When leader of one of the countries with the largest proven oil reserves decides to get serious about renewable energy, you have to figure it’s not because of some touchy-feely “Save the Planet” motivation. No, this is a hard-nosed, practical, business decision: The sooner oil producing countries convert a significant portion of their energy economy to renewable sources, the more oil they’ll have down the road.

Sultan Al Jaber, chief executive of the state-owned future energy company Masdar, which will oversee the green drive, said at the World Future Energy Summit in Abu Dhabi that it was natural tomove into this new sector. By doing so Masdar would “provide a comprehensive solution to the world’s energy challenges and maintain Abu Dhabi’s position as a leading supplier of energy to the world.” The Gulf state, a part of the United Arab Emirates, also wants to differentiate itself from neighbour Dubai, and diversify its economy, believing a “green” infrastructure will help its image as a new tourist destination.
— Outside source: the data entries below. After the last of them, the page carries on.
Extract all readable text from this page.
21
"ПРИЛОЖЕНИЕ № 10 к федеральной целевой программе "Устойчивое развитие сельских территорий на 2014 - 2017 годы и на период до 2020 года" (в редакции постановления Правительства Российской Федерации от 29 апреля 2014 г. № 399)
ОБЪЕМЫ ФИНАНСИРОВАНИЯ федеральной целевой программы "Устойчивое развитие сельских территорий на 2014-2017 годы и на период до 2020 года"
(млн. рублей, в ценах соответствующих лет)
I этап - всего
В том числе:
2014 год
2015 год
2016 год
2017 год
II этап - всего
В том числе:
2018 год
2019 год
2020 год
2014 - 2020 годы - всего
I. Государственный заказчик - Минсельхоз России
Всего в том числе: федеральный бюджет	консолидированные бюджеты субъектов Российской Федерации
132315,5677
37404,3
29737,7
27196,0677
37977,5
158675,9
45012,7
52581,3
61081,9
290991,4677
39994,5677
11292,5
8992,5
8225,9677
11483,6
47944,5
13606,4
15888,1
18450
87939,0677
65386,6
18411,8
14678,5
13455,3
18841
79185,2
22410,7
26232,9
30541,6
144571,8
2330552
Can’t argue with any of that. In fact, many of the same reasons apply to the economic landscape in Houston, which is rapidly establishing itself as the economic hub for wind energy in this country.

Here’s my take: Although renewable sources – wind, solar, hydro, wave, etc. – are becoming more affordable, they still have two problems that need to be addressed. The first is critical to transforming renewables into an “industrial” scale power generation source: renewables will need a large-scale solution to the firming problem. (wind/sun/waves only available for certain parts of the day). Changing the significant parts of the energy economy to renewable sources will in itself be an enormous technical challenge. I want a non-polluting hydrogen powered car as much as the next greenie, but there just aren’t any. And the technical details of converting the transportation fleet to renewable energy is only going to happen when replacing the vehicles on the road today with as-of-now unavailable heavy EVs or hydrogen cell trucks makes economic sense. From where I sit, the best hope in the near term – say the next eight to ten years – would be some form of plug-in hybrid platform or biofuel vehicle (presuming a process for cellulostic ethanol can be made widely available – and affordable). Which means old-fashioned petro-fueled trucks are going to be around for a good long time.

If that’s the case, then hanging on to your limited and increasingly in-demand fossil fuel reserves for as long as possible makes extremely good financial sense.